1. High-Pressure Homogenisation: The preparation of nanoemulsions requires high- pressure homo- genization. This technique makes use of high-pressure homogenizer/piston homogenizer to produce nanoemulsions of extremely low particle size (up to 1nm). The dispersion of two liquids (oily phase and aqueous phase) is achieved by forcing their mixture through a small inlet orifice at very high pressure (500 to 5000 psi), which subjects the product to intense turbulence and hydraulic shear resulting in extremely fine particles of emulsion. The particles which are formed exhibit a liquid, lipophilic core separated from the surrounding aqueous phase by a monomolecular layer of phospholipids. This technique has great efficiency, the only disadvantage being high energy consumption and increase in temperature of emulsion during processing. In 1, high pressure homogenization shows the formation of nanoemulsion ^{7, 8, 9}.

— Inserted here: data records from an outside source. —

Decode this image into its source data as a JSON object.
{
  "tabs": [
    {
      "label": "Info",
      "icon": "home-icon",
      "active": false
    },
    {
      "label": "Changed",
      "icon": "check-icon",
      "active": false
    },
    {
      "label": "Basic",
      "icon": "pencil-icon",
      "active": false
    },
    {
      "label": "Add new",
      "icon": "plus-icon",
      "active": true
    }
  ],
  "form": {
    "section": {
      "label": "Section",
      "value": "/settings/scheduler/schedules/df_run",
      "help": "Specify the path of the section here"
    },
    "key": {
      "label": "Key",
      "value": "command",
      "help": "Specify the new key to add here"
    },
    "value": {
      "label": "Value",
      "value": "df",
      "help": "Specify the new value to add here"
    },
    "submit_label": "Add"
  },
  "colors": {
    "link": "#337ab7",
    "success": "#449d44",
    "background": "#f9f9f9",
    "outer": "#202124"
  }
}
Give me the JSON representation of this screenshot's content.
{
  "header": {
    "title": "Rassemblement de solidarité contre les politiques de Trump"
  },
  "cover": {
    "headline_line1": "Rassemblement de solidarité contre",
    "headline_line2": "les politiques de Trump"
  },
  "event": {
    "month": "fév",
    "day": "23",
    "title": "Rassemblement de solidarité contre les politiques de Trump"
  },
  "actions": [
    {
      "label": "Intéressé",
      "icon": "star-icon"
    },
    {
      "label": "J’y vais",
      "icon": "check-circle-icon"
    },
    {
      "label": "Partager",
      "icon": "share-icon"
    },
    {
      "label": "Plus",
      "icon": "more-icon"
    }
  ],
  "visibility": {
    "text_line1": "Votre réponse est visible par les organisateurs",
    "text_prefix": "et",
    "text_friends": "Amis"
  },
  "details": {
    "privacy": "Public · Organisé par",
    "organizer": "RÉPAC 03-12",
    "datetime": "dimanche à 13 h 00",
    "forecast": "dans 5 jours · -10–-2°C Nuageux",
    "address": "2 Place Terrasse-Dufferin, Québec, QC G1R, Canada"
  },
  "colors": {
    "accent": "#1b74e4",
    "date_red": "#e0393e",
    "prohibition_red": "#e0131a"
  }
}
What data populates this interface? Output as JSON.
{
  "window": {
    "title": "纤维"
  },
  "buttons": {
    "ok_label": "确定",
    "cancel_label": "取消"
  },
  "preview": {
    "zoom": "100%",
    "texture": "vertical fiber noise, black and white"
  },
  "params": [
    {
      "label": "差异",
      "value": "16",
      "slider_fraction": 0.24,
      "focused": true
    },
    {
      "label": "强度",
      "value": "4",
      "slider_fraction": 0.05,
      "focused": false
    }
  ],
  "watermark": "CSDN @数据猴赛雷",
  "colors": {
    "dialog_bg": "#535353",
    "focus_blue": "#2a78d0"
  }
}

FIG. 1: HIGH PRESSURE HOMOGENIZATION SHOWING THE FORMATION OF NANOEMULSION I.E., THE HOMOGENISED PRODUCT FROM THE BASIC PRODUCT

To obtain the optimized formulation following process variables should be investigated:

• Effect of Homogenization Pressure: It is optimized the process parameter ranging from 100 to 150 bars. The higher is the size the lower is the particle size obtained e.g., RMRP 22.
• of Homogenization cycles: The higher the homogenization cycles the smaller is the particle size obtained. The cycles are carried out in 3, 4 or 10 cycles. The number of cycles is analyzed by polydispersity index of drug after each cycle.

Advantages:

• Ease of scale-up and little batch-to-batch variation.
• Narrow size distribution of the nanoparticulate drug.
• Flexibility in handling the drug quality.
• Effectively used for thermolabile substances.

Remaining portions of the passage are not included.